Seven areas have been flagged every single week of this term: civil liberties, civil service protections, executive power use, government oversight, federal spending, immigration enforcement, and judicial independence. These aren't occasional flare-ups — they represent continuous concern from Day One.
The main driver has been executive orders and presidential directives. Individual orders often show up as concerns in four, five, or even six different categories simultaneously. This week, a single memorandum about the legal system appeared in six different category reports.
This week's most notable pattern involves actions targeting lawyers and law firms.

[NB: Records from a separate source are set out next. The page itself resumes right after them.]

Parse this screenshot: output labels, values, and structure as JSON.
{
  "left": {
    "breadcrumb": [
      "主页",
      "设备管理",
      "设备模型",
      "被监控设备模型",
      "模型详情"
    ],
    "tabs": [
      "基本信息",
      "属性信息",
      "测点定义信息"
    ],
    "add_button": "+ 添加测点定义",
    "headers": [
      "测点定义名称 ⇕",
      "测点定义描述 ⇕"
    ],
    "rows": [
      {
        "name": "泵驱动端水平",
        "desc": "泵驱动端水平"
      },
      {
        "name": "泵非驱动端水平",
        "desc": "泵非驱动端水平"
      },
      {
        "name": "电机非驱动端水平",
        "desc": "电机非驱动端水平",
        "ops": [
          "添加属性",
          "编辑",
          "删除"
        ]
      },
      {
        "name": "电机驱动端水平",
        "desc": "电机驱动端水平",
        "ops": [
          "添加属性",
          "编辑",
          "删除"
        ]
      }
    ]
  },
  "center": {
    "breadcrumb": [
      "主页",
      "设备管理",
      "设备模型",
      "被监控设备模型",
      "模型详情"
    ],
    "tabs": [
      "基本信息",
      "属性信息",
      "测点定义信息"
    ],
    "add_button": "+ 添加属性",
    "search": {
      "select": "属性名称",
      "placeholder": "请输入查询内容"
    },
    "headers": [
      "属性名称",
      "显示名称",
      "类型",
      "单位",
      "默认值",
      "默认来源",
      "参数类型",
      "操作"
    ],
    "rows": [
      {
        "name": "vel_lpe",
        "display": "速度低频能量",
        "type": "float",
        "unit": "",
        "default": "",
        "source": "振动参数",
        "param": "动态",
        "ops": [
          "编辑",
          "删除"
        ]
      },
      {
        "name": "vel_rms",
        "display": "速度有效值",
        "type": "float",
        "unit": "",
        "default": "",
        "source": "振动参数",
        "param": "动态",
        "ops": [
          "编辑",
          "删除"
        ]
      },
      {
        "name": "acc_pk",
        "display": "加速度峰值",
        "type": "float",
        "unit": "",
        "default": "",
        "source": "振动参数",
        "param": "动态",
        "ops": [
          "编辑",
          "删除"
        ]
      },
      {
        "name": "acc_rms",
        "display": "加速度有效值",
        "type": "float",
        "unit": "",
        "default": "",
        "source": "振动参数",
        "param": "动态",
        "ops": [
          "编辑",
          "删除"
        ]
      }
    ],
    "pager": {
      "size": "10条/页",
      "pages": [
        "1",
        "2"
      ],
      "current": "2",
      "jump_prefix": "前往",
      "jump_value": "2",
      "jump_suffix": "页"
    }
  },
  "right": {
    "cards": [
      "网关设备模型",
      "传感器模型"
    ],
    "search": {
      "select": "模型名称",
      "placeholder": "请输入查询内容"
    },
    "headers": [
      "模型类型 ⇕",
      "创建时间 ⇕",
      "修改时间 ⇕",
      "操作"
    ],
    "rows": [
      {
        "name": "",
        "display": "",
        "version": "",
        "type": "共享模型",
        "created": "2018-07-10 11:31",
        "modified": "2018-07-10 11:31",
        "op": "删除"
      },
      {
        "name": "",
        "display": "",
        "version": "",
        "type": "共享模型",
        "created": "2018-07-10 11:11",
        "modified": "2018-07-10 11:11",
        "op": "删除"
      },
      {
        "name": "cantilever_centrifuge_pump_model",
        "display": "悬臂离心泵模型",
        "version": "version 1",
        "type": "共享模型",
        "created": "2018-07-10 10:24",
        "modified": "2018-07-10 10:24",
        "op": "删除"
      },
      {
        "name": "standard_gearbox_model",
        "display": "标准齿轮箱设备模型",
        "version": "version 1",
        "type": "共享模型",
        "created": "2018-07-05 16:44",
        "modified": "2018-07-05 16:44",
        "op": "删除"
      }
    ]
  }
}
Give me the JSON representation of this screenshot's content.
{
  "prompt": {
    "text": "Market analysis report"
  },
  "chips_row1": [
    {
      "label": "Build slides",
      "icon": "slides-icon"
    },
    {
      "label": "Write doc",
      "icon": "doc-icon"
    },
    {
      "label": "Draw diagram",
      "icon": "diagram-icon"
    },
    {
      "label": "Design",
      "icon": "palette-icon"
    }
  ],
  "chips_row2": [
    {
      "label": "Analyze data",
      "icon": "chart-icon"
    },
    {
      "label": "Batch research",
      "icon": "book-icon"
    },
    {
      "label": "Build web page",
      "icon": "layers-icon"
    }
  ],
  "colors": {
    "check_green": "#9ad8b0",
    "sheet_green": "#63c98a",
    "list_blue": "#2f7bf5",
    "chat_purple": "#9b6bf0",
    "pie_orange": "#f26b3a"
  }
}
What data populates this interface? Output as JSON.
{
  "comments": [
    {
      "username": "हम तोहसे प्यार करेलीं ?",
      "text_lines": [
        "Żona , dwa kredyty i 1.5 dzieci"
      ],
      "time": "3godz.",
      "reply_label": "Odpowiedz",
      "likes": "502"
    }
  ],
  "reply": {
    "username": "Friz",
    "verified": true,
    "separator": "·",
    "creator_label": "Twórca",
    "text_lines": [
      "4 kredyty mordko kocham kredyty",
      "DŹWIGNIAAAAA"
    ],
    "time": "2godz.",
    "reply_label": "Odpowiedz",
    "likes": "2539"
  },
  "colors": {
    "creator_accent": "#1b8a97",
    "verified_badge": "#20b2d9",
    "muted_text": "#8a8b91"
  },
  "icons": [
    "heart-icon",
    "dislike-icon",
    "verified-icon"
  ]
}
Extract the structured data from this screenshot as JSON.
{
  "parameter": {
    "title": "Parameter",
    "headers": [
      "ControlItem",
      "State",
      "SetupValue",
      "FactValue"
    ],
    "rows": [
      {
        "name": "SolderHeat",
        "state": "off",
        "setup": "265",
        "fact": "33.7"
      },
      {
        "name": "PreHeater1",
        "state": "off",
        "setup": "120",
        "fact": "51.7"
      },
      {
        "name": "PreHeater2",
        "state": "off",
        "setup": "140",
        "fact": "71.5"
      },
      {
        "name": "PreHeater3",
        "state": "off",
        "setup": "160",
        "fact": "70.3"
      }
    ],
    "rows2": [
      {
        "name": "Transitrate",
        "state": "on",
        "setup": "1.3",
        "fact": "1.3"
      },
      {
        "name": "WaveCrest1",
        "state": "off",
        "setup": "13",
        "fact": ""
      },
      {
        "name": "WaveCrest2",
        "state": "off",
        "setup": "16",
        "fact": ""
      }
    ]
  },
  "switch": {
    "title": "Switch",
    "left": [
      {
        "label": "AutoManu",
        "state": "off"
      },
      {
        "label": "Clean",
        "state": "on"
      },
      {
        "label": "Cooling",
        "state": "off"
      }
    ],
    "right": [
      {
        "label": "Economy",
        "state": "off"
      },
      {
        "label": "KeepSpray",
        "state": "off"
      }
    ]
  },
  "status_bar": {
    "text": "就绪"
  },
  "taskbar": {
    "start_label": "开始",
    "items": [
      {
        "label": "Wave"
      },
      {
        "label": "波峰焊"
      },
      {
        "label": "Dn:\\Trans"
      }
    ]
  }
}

For the second straight week, the administration issued an executive order blacklisting a major law firm (following a similar action against Perkins Coie last week). Combined with a presidential memorandum directed at individual attorneys, these actions could make it harder for people and organizations to find lawyers willing to challenge government actions in court.
This matters because lawyers and law firms are part of the basic infrastructure that makes all other institutional checks work. Courts can only protect rights if someone brings a case; oversight only functions if legal challenges can proceed. If the availability of legal representation were to contract, the effects could ripple across every area this system monitors — potentially weakening the primary mechanism through which courts, oversight bodies, and other institutions push back on executive actions in all the categories tracked here.
The administration also invoked the Alien Enemies Act, a wartime statute, in connection with a Venezuelan gang — a measure that explicitly limits the ability to contest removals in court.
Press freedom returned to normal levels this week, and elections, information availability, and political activity restrictions have shown some improvement over the term. But these brighter spots exist against a backdrop where the large majority of categories remain at high concern.
Whether courts rule on the Alien Enemies Act proclamation and the law firm executive orders. These cases will test whether the legal system can push back against measures that target the legal system itself.
This is AI-generated analysis based on public documents. It is not a legal or political judgment. Implementation details, classified actions, and pending court proceedings are not fully captured.